Tuesday, April 20, 2010

Heyday of the Tiger: Last Hurrah before Korea Yields to China

As the global economy shakes off the worst recession in modern history, a host of observers have noted the resilience of Asia in general and Korea in particular. According to common perception, the economic tiger is roaring once more and has been leaping from strength to strength.

If truth be told, though, the reality is a bit more complex than that. As in centuries past, Korea is now caught in a pincer movement between the goliaths of China and Japan. Due to the squeeze from both sides, the tiger’s presence on the global stage will continue to lose its mojo over the years to come.

Granted, the slippage of the Asian tiger down the ranks is not inevitable. A ray of hope lies in the efforts of policymakers to bolster the local economy by reshaping the patterns of commercial activity and economic output.

The leading lights in Korea have joined their peers in mid-tech nations around the globe – ranging from Singapore and Malaysia to Latvia and Slovakia – in the call to move up the ladder of creativity and focus on high value-added services. The product lines on the agenda span the gamut from robotic hardware and nanotech compounds to financial services and medical tourism.

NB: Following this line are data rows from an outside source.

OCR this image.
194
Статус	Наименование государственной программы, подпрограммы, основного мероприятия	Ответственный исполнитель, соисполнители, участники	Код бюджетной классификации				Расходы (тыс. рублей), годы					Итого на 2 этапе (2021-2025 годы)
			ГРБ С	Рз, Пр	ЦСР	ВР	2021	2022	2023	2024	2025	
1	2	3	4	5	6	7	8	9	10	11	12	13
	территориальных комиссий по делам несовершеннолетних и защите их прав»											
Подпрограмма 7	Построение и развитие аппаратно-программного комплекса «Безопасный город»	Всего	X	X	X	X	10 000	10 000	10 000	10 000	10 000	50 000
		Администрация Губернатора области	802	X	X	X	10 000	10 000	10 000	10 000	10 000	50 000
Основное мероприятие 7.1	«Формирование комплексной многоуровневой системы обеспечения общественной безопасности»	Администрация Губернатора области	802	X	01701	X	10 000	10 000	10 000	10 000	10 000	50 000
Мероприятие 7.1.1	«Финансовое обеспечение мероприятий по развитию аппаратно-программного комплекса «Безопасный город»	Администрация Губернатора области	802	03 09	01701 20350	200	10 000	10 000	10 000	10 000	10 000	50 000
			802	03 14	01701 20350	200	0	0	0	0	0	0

On the downside, though, the plans cooked up thus far have been squarely pedestrian and unremarkable. As a result, the initiatives on the table will not enable the nation to keep its position in the front ranks among the trading nations of the world.

Given this backdrop, the future looks cloudy for Korea. Even so, the morrow need not turn out to be bleak.

With a hefty dose of creative effort and a hearty commitment to wholesale change, the prospects downstream could look more cheery. In this sense, at least, Korea is no different from other mid-tier countries around the world.

If the tiger is to remain in the big leagues in the global forum, it will have to alter its stripes in a sweeping fashion. Sadly, though, transforming a lumbering tiger into a nimble fox is easier said than done.

In that case, the golden age of the dynamo will be on its last legs. The way things are going, the Korean tiger is slated to slide into the twilight starting in the late 2010s.